I'm going to go against the flow here but with a word of caution. In order to be a cruiseline authorized shop you have to pay a very very high anual premium to the cruiselines for that right and for them to direct their business to your shop. I have a friend with a shop in Grand Cayman. This couple refuses to pay what they consider extorsion rates to the cruise line for such an oppt'y at more clients. The main reason they refuse is their shop has a very good reputation and thrives without it. Also they would have to mark their products up to the point of being far less competitive or struggle to make a decent living if they keep the pricing low enough to compete with those who do not pay the fees. There are some disreputable business owners there as there are here, probably more there. Just be aware you're paying an artifically high price to cover these costs by patronizing the approved vendors. If you're careful and knowledgable there may well be better values elsewhere. But with that said, if you do shop unapproved shops it's buyer beware, no guarantees. I'm not sure I'd be comfortable with extrodinarillarly large purchases with just anyone there.
Thank you TrvlPro,
You said what I was trying to say without coming right out and saying it. I'll take the information, but I'll still shop where ever I want. Some of you have already read my opinion elsewhere about "high pressured sales." I look at the Destination Shopping Specialist as a wolf in sheep's clothing. She is only looking to line her own pocket. If anyone has doubts about this, I suggest you read the job description in the PPI link under "employment" on the Carnival website.

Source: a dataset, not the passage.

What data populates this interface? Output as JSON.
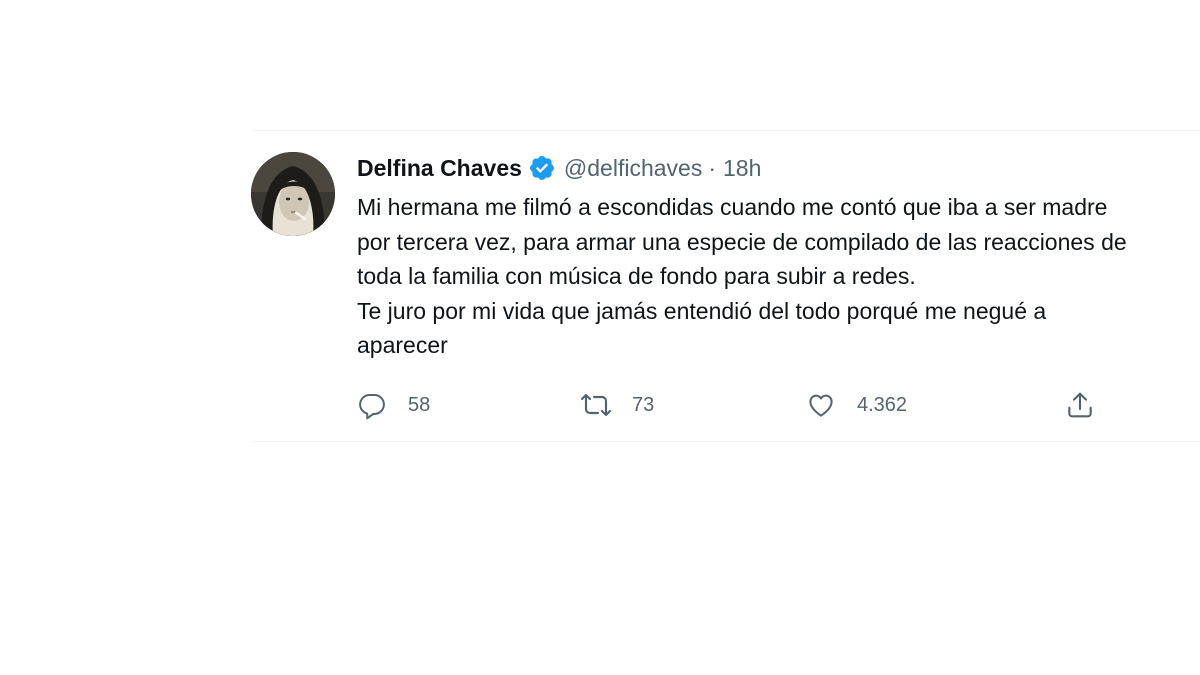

I'm going off topic at the risk of violating the rules for a moment, please forgive. Everyone seems to think buying jewelry at cruise ports of call is a better value than they can get at home. In my younger days I worked at a pawn shop briefly. Was a valuable education. Those big fancy jewelers you see selling very expensive hand crafted items, every city has some. There are some in Houston where I live as well. I discovered while working the pawn shops they not only buy diamonds from the normal channels they actually have staff hitting pawn shops on a very regular basis buying stones. They bring their loupes and inspect rings, pendants and other jewelry pawned looking for quality stones. They care nothing about the pawned engagment ring or brooch the setting doesn't mean anything. When they find quality stone they buy the ring. They melt the setting and re-set the stones in the multi-thousand or multi-tens of thousands jewelry they then sell. A diamond is a diamond is a diamond, same with colored stones. That amazing ring you have made may have ten peoples engagement rings in it. I got pretty good through some self education in determining what the difference is between a run of the mill diamond and a high end stone and have done what they do on many occasions for my wife. It can at times cost very little to buy these items especially if it's in a particularly ugly setting that no one is interested in. Some pawn shops are better than others at knowing the value of such stones. If you spend some time you'll find a few that are clueless and will sell such items dirt cheap.

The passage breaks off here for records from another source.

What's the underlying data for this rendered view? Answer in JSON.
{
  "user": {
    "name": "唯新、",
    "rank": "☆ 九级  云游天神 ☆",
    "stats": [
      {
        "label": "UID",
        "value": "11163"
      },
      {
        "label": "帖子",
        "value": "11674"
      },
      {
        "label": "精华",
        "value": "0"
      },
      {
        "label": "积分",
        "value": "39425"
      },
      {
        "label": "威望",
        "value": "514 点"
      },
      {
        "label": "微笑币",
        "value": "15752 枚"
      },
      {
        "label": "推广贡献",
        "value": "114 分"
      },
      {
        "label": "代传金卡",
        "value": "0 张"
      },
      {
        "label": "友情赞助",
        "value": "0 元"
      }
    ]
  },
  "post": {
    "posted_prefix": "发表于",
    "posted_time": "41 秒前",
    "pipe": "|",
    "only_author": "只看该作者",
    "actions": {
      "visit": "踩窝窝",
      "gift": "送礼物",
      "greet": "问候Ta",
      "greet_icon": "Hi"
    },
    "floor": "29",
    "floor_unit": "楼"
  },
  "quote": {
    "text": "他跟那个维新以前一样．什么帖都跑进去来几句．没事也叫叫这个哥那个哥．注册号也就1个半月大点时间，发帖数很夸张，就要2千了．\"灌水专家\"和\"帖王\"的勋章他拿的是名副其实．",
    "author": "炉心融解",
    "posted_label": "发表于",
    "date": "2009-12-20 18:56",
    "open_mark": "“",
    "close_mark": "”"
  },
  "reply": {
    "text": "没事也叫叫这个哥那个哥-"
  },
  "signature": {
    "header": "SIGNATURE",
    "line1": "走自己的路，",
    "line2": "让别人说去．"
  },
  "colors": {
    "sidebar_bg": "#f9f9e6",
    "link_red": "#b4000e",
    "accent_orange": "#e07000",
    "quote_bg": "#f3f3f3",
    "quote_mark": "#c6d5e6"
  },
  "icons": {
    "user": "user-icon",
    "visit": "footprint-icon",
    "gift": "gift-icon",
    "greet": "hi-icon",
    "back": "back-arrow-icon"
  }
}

Frase -- I appreciate the info on the poor conditions for the horses. I often have more respect for animals than people and found the reality that you presented very depressing. I get teary-eyed and feel sick to my stomach when I think about it. I will spread the word and will try to make a difference.
I have seen some pretty sad conditions on Cozumel regarding the horses. I have seen them tied up to trees without water and food in the sun. LHP's thoughts about more humane treatment of these animals is on the mark. IMHO.
I think we should move on now before this turns into a PETA debate.